I am new to parallelization in general and concurrent.futures in particular. I want to benchmark my script and compare the differences between using threads and processes, but I found that I couldn't even get that running because when using ProcessPoolExecutor
I cannot use my global variables.
The following code will output Hello
as I expect, but when you change ThreadPoolExecutor
for ProcessPoolExecutor
, it will output None
.
from concurrent.futures import ProcessPoolExecutor, ThreadPoolExecutor
greeting = None
def process():
print(greeting)
return None
def main():
with ThreadPoolExecutor(max_workers=1) as executor:
executor.submit(process)
return None
def init():
global greeting
greeting = 'Hello'
return None
if __name__ == '__main__':
init()
main()
I don't understand why this is the case.
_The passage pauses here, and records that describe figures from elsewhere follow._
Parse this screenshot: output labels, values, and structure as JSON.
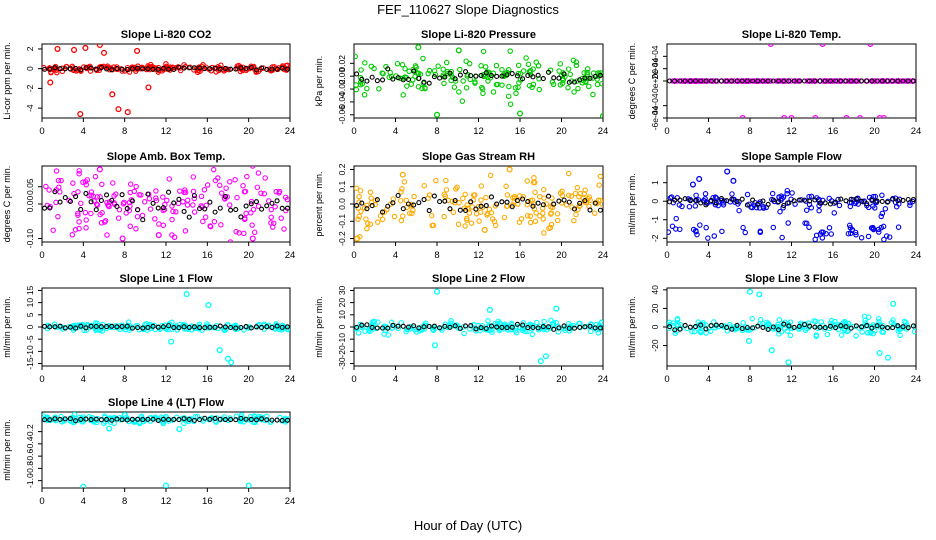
{
  "figure": {
    "title": "FEF_110627  Slope Diagnostics",
    "xlabel": "Hour of Day (UTC)"
  },
  "chart_data": [
    {
      "type": "scatter",
      "title": "Slope Li-820 CO2",
      "ylabel": "Li-cor ppm per min.",
      "color": "#ff0000",
      "xlim": [
        0,
        24
      ],
      "xticks": [
        0,
        4,
        8,
        12,
        16,
        20,
        24
      ],
      "ylim": [
        -5,
        2.5
      ],
      "yticks": [
        -4,
        -2,
        0,
        2
      ],
      "ytick_labels": [
        "-4",
        "-2",
        "0",
        "2"
      ],
      "noise": 0.18,
      "outliers": [
        [
          1.5,
          2.0
        ],
        [
          3.1,
          1.9
        ],
        [
          4.2,
          2.1
        ],
        [
          5.6,
          2.4
        ],
        [
          6.8,
          -2.6
        ],
        [
          7.4,
          -4.1
        ],
        [
          8.3,
          -4.4
        ],
        [
          3.7,
          -4.6
        ],
        [
          0.8,
          -1.4
        ],
        [
          6.0,
          1.6
        ],
        [
          9.2,
          1.8
        ],
        [
          10.3,
          -1.9
        ]
      ]
    },
    {
      "type": "scatter",
      "title": "Slope Li-820 Pressure",
      "ylabel": "kPa per min.",
      "color": "#00cc00",
      "xlim": [
        0,
        24
      ],
      "xticks": [
        0,
        4,
        8,
        12,
        16,
        20,
        24
      ],
      "ylim": [
        -0.065,
        0.05
      ],
      "yticks": [
        -0.06,
        -0.04,
        -0.02,
        0.0,
        0.02
      ],
      "ytick_labels": [
        "-0.06",
        "-0.04",
        "-0.02",
        "0.00",
        "0.02"
      ],
      "noise": 0.015,
      "outliers": [
        [
          8.0,
          -0.06
        ],
        [
          16.0,
          -0.058
        ],
        [
          24.0,
          -0.062
        ],
        [
          6.2,
          0.045
        ],
        [
          10.1,
          0.04
        ]
      ]
    },
    {
      "type": "scatter",
      "title": "Slope Li-820 Temp.",
      "ylabel": "degrees C per min.",
      "color": "#ff00ff",
      "xlim": [
        0,
        24
      ],
      "xticks": [
        0,
        4,
        8,
        12,
        16,
        20,
        24
      ],
      "ylim": [
        -0.0006,
        0.0006
      ],
      "yticks": [
        -0.0006,
        -0.0004,
        0.0,
        0.0002,
        0.0004
      ],
      "ytick_labels": [
        "-6e-04",
        "-4e-04",
        "0e+00",
        "2e-04",
        "4e-04"
      ],
      "noise": 0.0,
      "outliers": [
        [
          10.0,
          0.0006
        ],
        [
          15.0,
          0.0006
        ],
        [
          19.6,
          0.0006
        ],
        [
          7.3,
          -0.0006
        ],
        [
          11.3,
          -0.0006
        ],
        [
          12.0,
          -0.0006
        ],
        [
          14.3,
          -0.0006
        ],
        [
          17.3,
          -0.0006
        ],
        [
          18.6,
          -0.0006
        ],
        [
          20.5,
          -0.0006
        ],
        [
          20.9,
          -0.0006
        ]
      ]
    },
    {
      "type": "scatter",
      "title": "Slope Amb. Box Temp.",
      "ylabel": "degrees C per min.",
      "color": "#ff00ff",
      "xlim": [
        0,
        24
      ],
      "xticks": [
        0,
        4,
        8,
        12,
        16,
        20,
        24
      ],
      "ylim": [
        -0.11,
        0.11
      ],
      "yticks": [
        -0.1,
        0.0,
        0.05
      ],
      "ytick_labels": [
        "-0.10",
        "0.00",
        "0.05"
      ],
      "noise": 0.05,
      "outliers": [
        [
          5.6,
          0.1
        ],
        [
          11.3,
          -0.09
        ],
        [
          7.8,
          -0.1
        ],
        [
          20.4,
          -0.1
        ]
      ]
    },
    {
      "type": "scatter",
      "title": "Slope Gas Stream RH",
      "ylabel": "percent per min.",
      "color": "#ffaa00",
      "xlim": [
        0,
        24
      ],
      "xticks": [
        0,
        4,
        8,
        12,
        16,
        20,
        24
      ],
      "ylim": [
        -0.22,
        0.22
      ],
      "yticks": [
        -0.2,
        -0.1,
        0.0,
        0.1,
        0.2
      ],
      "ytick_labels": [
        "-0.2",
        "-0.1",
        "0.0",
        "0.1",
        "0.2"
      ],
      "noise": 0.07,
      "outliers": [
        [
          0.3,
          -0.2
        ],
        [
          15.0,
          0.2
        ],
        [
          4.7,
          0.17
        ],
        [
          12.6,
          -0.15
        ]
      ]
    },
    {
      "type": "scatter",
      "title": "Slope Sample Flow",
      "ylabel": "ml/min per min.",
      "color": "#0000ee",
      "xlim": [
        0,
        24
      ],
      "xticks": [
        0,
        4,
        8,
        12,
        16,
        20,
        24
      ],
      "ylim": [
        -2.2,
        1.9
      ],
      "yticks": [
        -2,
        -1,
        0,
        1
      ],
      "ytick_labels": [
        "-2",
        "-1",
        "0",
        "1"
      ],
      "noise": 0.25,
      "outliers": [
        [
          3.1,
          1.2
        ],
        [
          5.8,
          1.6
        ],
        [
          2.5,
          0.9
        ],
        [
          6.4,
          1.1
        ]
      ]
    },
    {
      "type": "scatter",
      "title": "Slope Line 1 Flow",
      "ylabel": "ml/min per min.",
      "color": "#00ffff",
      "xlim": [
        0,
        24
      ],
      "xticks": [
        0,
        4,
        8,
        12,
        16,
        20,
        24
      ],
      "ylim": [
        -16,
        16
      ],
      "yticks": [
        -15,
        -10,
        -5,
        0,
        5,
        10,
        15
      ],
      "ytick_labels": [
        "-15",
        "-10",
        "-5",
        "0",
        "5",
        "10",
        "15"
      ],
      "noise": 0.8,
      "outliers": [
        [
          14.0,
          13.5
        ],
        [
          18.0,
          -13.0
        ],
        [
          18.3,
          -14.5
        ],
        [
          12.5,
          -6.0
        ],
        [
          16.1,
          9.0
        ],
        [
          17.2,
          -9.5
        ]
      ]
    },
    {
      "type": "scatter",
      "title": "Slope Line 2 Flow",
      "ylabel": "ml/min per min.",
      "color": "#00ffff",
      "xlim": [
        0,
        24
      ],
      "xticks": [
        0,
        4,
        8,
        12,
        16,
        20,
        24
      ],
      "ylim": [
        -32,
        32
      ],
      "yticks": [
        -30,
        -20,
        -10,
        0,
        10,
        20,
        30
      ],
      "ytick_labels": [
        "-30",
        "-20",
        "-10",
        "0",
        "10",
        "20",
        "30"
      ],
      "noise": 2.5,
      "outliers": [
        [
          8.0,
          29.0
        ],
        [
          7.8,
          -15.0
        ],
        [
          18.0,
          -28.0
        ],
        [
          18.5,
          -24.0
        ],
        [
          13.1,
          14.0
        ],
        [
          19.5,
          15.0
        ]
      ]
    },
    {
      "type": "scatter",
      "title": "Slope Line 3 Flow",
      "ylabel": "ml/min per min.",
      "color": "#00ffff",
      "xlim": [
        0,
        24
      ],
      "xticks": [
        0,
        4,
        8,
        12,
        16,
        20,
        24
      ],
      "ylim": [
        -42,
        42
      ],
      "yticks": [
        -20,
        0,
        20,
        40
      ],
      "ytick_labels": [
        "-20",
        "0",
        "20",
        "40"
      ],
      "noise": 4.0,
      "outliers": [
        [
          8.0,
          38.0
        ],
        [
          8.9,
          35.0
        ],
        [
          7.9,
          -15.0
        ],
        [
          10.1,
          -25.0
        ],
        [
          11.7,
          -38.0
        ],
        [
          21.3,
          -33.0
        ],
        [
          20.5,
          -28.0
        ],
        [
          21.8,
          25.0
        ]
      ]
    },
    {
      "type": "scatter",
      "title": "Slope Line 4 (LT) Flow",
      "ylabel": "ml/min per min.",
      "color": "#00ffff",
      "xlim": [
        0,
        24
      ],
      "xticks": [
        0,
        4,
        8,
        12,
        16,
        20,
        24
      ],
      "ylim": [
        -1.12,
        0.12
      ],
      "yticks": [
        -1.0,
        -0.8,
        -0.6,
        -0.4,
        -0.2
      ],
      "ytick_labels": [
        "-1.0",
        "-0.8",
        "-0.6",
        "-0.4",
        "-0.2"
      ],
      "noise": 0.03,
      "outliers": [
        [
          4.0,
          -1.1
        ],
        [
          12.0,
          -1.08
        ],
        [
          20.0,
          -1.08
        ],
        [
          8.0,
          0.07
        ],
        [
          6.5,
          -0.15
        ],
        [
          13.3,
          -0.16
        ]
      ]
    }
  ]
}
In my real program, init is used to set the global variables to CLI arguments, and there are a lot of them. Hence, passing them as arguments does not seem recommended. So how do I pass those global variables to each process/thread correctly?
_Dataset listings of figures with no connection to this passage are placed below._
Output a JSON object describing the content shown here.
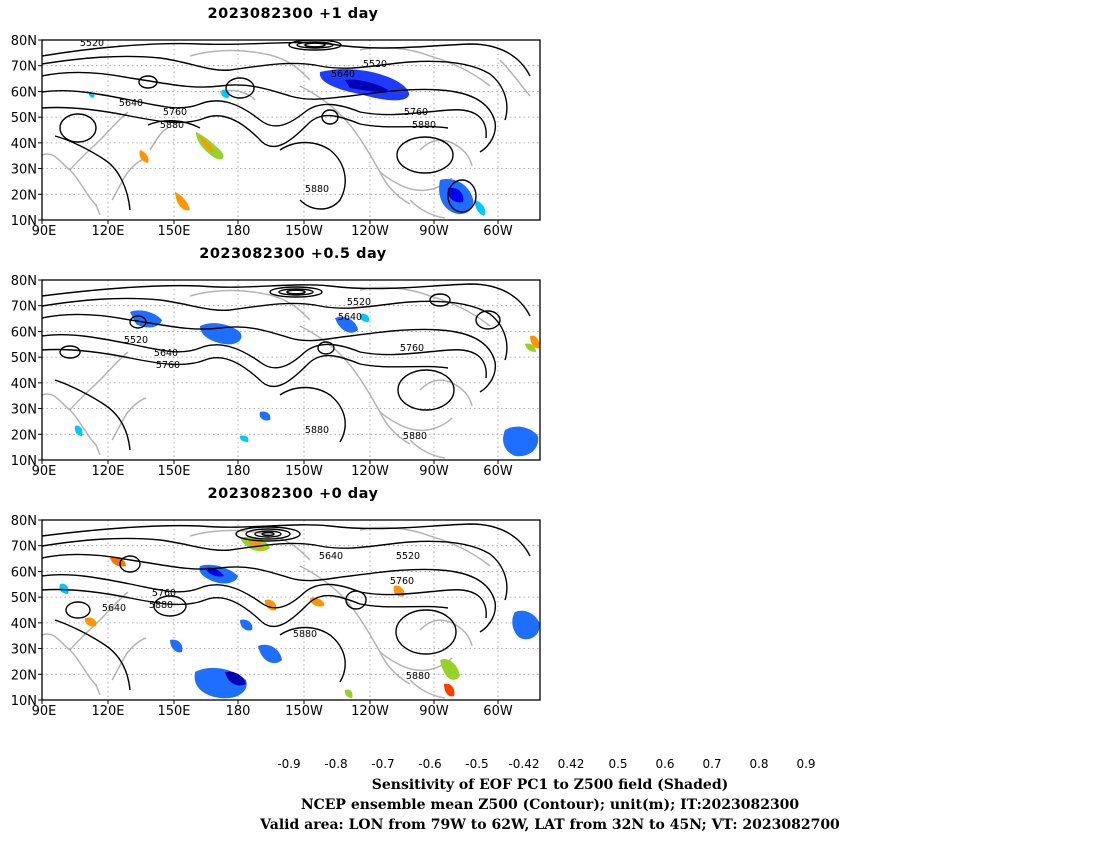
{
  "panels": [
    {
      "title": "2023082300 +1 day",
      "contour_labels": [
        "5520",
        "5640",
        "5760",
        "5880",
        "5520",
        "5640",
        "5760",
        "5880",
        "5880"
      ]
    },
    {
      "title": "2023082300 +0.5 day",
      "contour_labels": [
        "5520",
        "5640",
        "5760",
        "5880",
        "5520",
        "5640",
        "5760",
        "5880",
        "5880"
      ]
    },
    {
      "title": "2023082300 +0 day",
      "contour_labels": [
        "5640",
        "5760",
        "5880",
        "5640",
        "5520",
        "5760",
        "5880",
        "5880"
      ]
    }
  ],
  "axes": {
    "lat_labels": [
      "80N",
      "70N",
      "60N",
      "50N",
      "40N",
      "30N",
      "20N",
      "10N"
    ],
    "lon_labels": [
      "90E",
      "120E",
      "150E",
      "180",
      "150W",
      "120W",
      "90W",
      "60W"
    ]
  },
  "colorbar": {
    "labels": [
      "-0.9",
      "-0.8",
      "-0.7",
      "-0.6",
      "-0.5",
      "-0.42",
      "0.42",
      "0.5",
      "0.6",
      "0.7",
      "0.8",
      "0.9"
    ],
    "colors": [
      "#0000b4",
      "#0000f0",
      "#1e3cff",
      "#1e6eff",
      "#00c8ff",
      "#ffffff",
      "#96d228",
      "#ff9600",
      "#ff7300",
      "#ff3c00",
      "#ff0000"
    ],
    "under_color": "#c800a0",
    "over_color": "#ff9bd2"
  },
  "caption": {
    "line1": "Sensitivity of EOF PC1 to Z500 field (Shaded)",
    "line2": "NCEP ensemble mean Z500 (Contour); unit(m); IT:2023082300",
    "line3": "Valid area: LON from 79W to 62W, LAT from 32N to 45N; VT: 2023082700"
  }
}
I know that I can change things around, which will work, but I don't understand why. E.g. the following works for both Executors, but it also means that the globals initialisation has to happen for every instance.
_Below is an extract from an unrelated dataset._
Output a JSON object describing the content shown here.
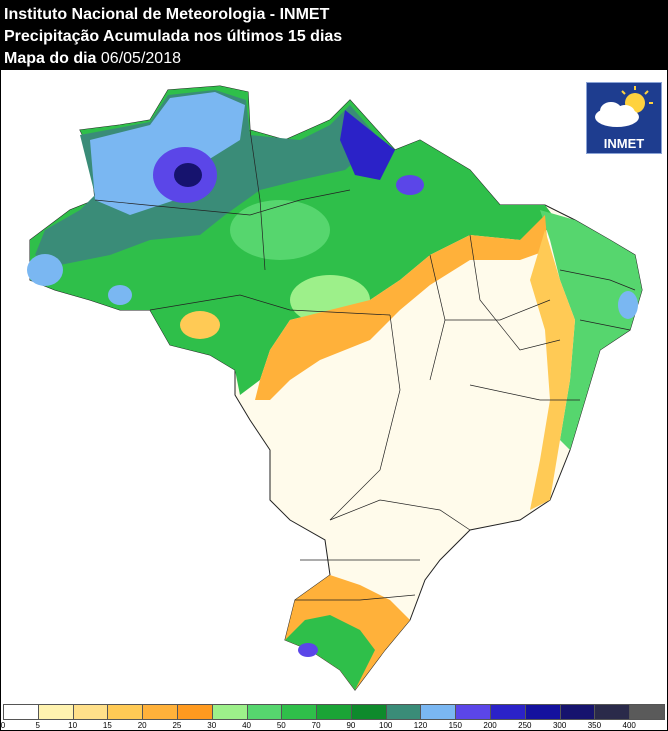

from concurrent.futures import ProcessPoolExecutor, ThreadPoolExecutor
greeting = None
def init():
global greeting
greeting = 'Hello'
return None
def main():
with ThreadPoolExecutor(max_workers=1) as executor:
executor.submit(process)
return None
def process():
init()
print(greeting)
return None
if __name__ == '__main__':
main()
So my main question is, what is actually happening. Why does this code work with threads and not with processes? And, how do I correctly pass set globals to each process/thread without having to re-initialise them for every instance?
(Side note: because I have read that concurrent.futures might behave differently on Windows, I have to note that I am running Python 3.6 on Windows 10 64 bit.)